“What do we live for, if not to make life less difficult for each other?” –George Eliot
This quote by George Eliot lies at the foundation of my work as a therapist. It is my life’s passion to help facilitate healing and instill hope. I won’t always have all the answers, but we will work together to help you access the strength and resilience that I believe already lies within you.
I know all too well that life can be trying. Sometimes we find ourselves lost, scared, stuck, sad, angry and/or confused. Maybe you have recently experienced a significant life event that has led to these feelings, or maybe you’ve found yourself here without being able to point to a specific cause. In either case, I will provide you with a safe and judgement-free space to discuss and explore whatever it is you’re going through, with the goal of increasing insight and mitigating emotional pain.
I tailor my work in order to best meet the needs of individuals, couples, and families who are struggling with a variety of issues including but not limited to grief and loss, trauma, depression & anxiety, and major life transitions. The treatment methods I often use are Solution-Focused Brief Therapy (SFBT), Cognitive-Behavioral Therapy (CBT), Dialectical Behavioral Therapy (DBT), Internal Family Systems (IFS), Existentialism and Attachment. Our collaborative work together will help you recognize your own strengths, process deep emotional wounds, and make changes to facilitate living the life you want.
Grief and Loss
As a result of my own extensive history with loss, I am passionate about assisting others on their journeys with grief. Significant loss can bring up a lot of surprising and confusing emotions and behavioral reactions. I also know that sometimes our healing timeline does not always fit the expectations of others. Long after we get the last casserole or sympathy card, we are still left grappling with enormous pain and the looming question of how to move on in a world without our loved one. You deserve the space and time to heal that you need. Our work together will help you
- reach acceptance
- afford you a safe space to feel and process whatever this loss is bringing up for you
- adjust to new roles you may have taken on as a result of the loss
- find and maintain a connection with your loved one in a way that does not inhibit your ability to move forward
The word “acceptance” as it relates to grief has always been a tricky one for me. I want to be clear that to me, acceptance does not mean no longer experiencing intense emotions or no longer being impacted by your loss. To me, it is understanding the reality that your relationship to your loved one does not exist as it once did, yet finding a new but meaningful space for them in your life. “Death ends a life, not a relationship” –Tuesdays with Morrie.

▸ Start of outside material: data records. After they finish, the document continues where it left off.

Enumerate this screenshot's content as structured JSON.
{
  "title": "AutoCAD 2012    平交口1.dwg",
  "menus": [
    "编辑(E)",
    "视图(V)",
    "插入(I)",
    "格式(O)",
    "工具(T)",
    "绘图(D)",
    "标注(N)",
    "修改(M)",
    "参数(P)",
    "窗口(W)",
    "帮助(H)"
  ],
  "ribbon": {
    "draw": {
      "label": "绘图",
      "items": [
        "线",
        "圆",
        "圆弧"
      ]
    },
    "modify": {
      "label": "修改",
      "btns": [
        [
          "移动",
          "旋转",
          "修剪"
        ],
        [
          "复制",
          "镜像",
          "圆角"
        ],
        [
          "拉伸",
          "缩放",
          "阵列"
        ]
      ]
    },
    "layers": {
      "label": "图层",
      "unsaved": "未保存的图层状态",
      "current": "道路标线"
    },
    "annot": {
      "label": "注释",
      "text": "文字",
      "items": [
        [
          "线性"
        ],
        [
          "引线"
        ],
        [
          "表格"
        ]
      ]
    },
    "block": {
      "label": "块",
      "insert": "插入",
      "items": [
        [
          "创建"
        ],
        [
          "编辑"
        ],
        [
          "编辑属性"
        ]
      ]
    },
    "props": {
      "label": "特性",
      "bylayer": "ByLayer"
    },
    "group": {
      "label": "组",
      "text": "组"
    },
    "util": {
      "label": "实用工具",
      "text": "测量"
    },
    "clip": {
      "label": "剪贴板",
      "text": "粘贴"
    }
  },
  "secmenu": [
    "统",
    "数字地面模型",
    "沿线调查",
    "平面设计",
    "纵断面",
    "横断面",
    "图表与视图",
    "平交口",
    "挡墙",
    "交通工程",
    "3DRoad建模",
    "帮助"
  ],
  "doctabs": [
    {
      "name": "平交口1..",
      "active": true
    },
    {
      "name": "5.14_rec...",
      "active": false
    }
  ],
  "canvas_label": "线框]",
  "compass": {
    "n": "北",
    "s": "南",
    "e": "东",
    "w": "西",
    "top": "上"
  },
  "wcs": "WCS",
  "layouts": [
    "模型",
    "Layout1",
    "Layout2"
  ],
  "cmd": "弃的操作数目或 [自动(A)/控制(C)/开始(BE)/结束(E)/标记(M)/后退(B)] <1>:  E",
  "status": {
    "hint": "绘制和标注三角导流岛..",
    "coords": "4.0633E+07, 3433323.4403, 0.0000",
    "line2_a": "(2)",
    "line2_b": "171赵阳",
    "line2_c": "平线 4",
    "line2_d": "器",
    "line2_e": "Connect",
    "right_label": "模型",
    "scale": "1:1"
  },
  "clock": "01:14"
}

The only thing constant is change!
Significant life transitions can be existing and present a lot of new opportunities, but they can also bring up a lot of stress, anxiety, self-doubt or grief for the way things were. Some examples of such transitions might include, going away to college for the first time, the beginning or end of an important relationship, moving to a new city, starting a new job, losing a job; the list goes on and on! Change in our lives can come whether it is expected or not, and in either instance there is often fear and uncertainty that come with it. It is a part of human nature to resist change and stick to what is familiar because familiar is what feels safe. The good news is, you don’t have to go through it alone. Together we can navigate all of the tough emotions that arise when we transition from one chapter of life to another.
About Me and Education
I have a B.S. in Psychology from the College of Charleston and an M.A in Counseling from Wake Forest University. I hold memberships to the American Counseling Association, Chi Sigma Iota counseling honor society, and have received my credential as a Nationally Certified Counselor from the National Board for Certified Counselors. I work directly under the supervision of Isabel Kirk, LPC.